In Tuesday’s storm, two substations and nine transmission lines serving them were knocked out, he said. The substations and seven of the transmission lines were back up Thursday.
Next on the priority list are outages on major distribution lines, such as the one on Marine Drive. Then come smaller neighborhood circuits, and those outages affecting populations in outlying areas.
One isolated outage was right in downtown Monroe.
A tree fell on a power line on 160th Street SE. Tuesday. It didn’t break the line, but it triggered a surge.
Warren Moore was at home with his wife when the lights dimmed around 4 p.m. Tuesday. He stepped outside in time to see a tremendous flash as a pole-mounted circuit breaker tripped, cutting power to his street and the next one over.
But that was it. The neighborhood is on an isolated circuit, and buildings a few streets away still had electricity.
He started a generator in his motor home to get power to the main house — his wife has multiple sclerosis and they need the power to charge her chair.
Moore said he called the PUD several times and visited their Monroe field office to find out when they will fix the circuit.
They could only tell him they had the problem in their work order queue.
“Damn it, we’re in the middle of Monroe,” he said. “My neighbor, 25 feet behind me — porch light’s on all night.”
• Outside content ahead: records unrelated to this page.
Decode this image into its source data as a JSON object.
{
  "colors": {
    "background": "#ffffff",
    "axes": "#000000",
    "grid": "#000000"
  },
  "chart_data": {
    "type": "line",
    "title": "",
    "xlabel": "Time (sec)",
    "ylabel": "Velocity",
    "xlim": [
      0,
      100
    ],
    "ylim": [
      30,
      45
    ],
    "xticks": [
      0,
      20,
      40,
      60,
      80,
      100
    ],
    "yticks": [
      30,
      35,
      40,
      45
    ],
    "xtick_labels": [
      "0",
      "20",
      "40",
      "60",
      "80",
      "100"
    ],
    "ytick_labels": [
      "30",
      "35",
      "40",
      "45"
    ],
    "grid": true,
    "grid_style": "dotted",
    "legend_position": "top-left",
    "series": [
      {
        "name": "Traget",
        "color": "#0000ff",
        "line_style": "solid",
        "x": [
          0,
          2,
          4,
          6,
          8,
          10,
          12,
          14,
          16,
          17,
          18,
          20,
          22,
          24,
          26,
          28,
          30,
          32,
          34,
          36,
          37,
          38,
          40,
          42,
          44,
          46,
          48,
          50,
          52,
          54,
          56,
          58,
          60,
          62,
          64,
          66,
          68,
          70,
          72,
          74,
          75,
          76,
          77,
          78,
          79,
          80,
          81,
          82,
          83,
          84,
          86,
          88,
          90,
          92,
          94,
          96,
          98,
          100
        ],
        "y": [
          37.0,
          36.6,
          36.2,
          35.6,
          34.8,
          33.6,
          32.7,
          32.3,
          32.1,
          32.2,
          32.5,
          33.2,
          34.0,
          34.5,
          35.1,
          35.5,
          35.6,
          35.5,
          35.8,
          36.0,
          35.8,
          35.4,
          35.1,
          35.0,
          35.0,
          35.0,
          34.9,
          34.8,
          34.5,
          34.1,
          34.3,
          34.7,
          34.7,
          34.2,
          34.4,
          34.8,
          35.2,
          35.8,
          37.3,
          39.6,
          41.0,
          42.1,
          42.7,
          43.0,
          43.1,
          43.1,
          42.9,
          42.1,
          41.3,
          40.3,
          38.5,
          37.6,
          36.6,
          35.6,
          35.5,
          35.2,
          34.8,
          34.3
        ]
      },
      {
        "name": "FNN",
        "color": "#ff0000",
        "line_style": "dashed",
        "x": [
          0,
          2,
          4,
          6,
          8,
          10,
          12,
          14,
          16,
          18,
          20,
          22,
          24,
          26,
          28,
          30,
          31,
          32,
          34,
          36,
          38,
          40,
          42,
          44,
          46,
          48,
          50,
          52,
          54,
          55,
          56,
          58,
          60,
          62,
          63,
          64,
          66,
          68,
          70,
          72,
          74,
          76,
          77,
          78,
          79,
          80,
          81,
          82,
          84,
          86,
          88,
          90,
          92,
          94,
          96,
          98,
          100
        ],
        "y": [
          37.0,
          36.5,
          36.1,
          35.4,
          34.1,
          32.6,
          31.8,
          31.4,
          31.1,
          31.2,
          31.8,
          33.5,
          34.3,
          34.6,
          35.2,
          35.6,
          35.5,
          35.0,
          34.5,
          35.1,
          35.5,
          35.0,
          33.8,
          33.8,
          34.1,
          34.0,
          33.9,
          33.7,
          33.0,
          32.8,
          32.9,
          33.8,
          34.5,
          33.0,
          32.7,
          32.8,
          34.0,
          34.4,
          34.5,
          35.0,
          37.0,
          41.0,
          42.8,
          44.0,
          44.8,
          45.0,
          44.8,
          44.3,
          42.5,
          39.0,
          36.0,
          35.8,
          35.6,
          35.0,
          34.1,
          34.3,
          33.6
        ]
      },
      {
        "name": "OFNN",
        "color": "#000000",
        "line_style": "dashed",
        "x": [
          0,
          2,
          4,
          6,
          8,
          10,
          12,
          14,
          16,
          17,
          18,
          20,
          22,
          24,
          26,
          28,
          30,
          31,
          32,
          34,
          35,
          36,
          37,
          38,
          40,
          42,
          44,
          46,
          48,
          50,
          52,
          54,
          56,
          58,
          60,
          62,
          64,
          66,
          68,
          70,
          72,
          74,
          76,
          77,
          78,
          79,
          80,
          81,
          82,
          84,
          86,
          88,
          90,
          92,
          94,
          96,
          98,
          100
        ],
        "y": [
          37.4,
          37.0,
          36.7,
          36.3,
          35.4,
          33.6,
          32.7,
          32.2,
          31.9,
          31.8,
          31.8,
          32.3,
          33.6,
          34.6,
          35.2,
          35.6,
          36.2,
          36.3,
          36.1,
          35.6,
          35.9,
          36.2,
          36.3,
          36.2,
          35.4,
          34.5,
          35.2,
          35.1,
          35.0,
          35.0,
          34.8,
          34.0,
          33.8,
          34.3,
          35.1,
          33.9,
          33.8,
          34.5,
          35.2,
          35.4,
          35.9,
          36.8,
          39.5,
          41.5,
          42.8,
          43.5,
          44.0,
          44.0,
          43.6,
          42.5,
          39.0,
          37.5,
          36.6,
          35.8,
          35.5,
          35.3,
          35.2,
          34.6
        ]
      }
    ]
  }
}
“We’ve been going out to dinner every night,” he added.
His neighbor across the street, Juanita Scharf, doesn’t have a generator or anything else except a fireplace.
She stood before the fire to keep warm in her wood-paneled living room while pointing out pictures of her extended family. The only light was from the rapidly setting sun and a small glow from the fire.
“We went salmon fishing in September and our freezer is full of salmon,” she said. “I haven’t opened the freezer door.”
She said her husband, Rob Scharf, has lived in the house for 40 years, and the longest the power had ever gone out was two hours.
One block away at Rodland’s Auto Service on 161st Street SE, owner Harold Rodland was running a generator to keep the lights on, but it wasn’t putting out enough power for the shop’s hydraulic lifts, compressors or welders.
He’s had to reschedule a lot of work, he said.
“We’re usually three to five days booked out,” he said, as the lights flickered and an employee went out to refill the generator with gas.
Rodland said he’d also called the PUD three times, and was told there were 169 service calls on the utility’s list.
The shop is on the same circuit as the Scharf and Moore households, but the garage’s front office is on a different circuit on W Main Street. The shop has working computers and phones, but they can’t do any real work, Rodland said.
“We’re the only shop in the city without power,” he said.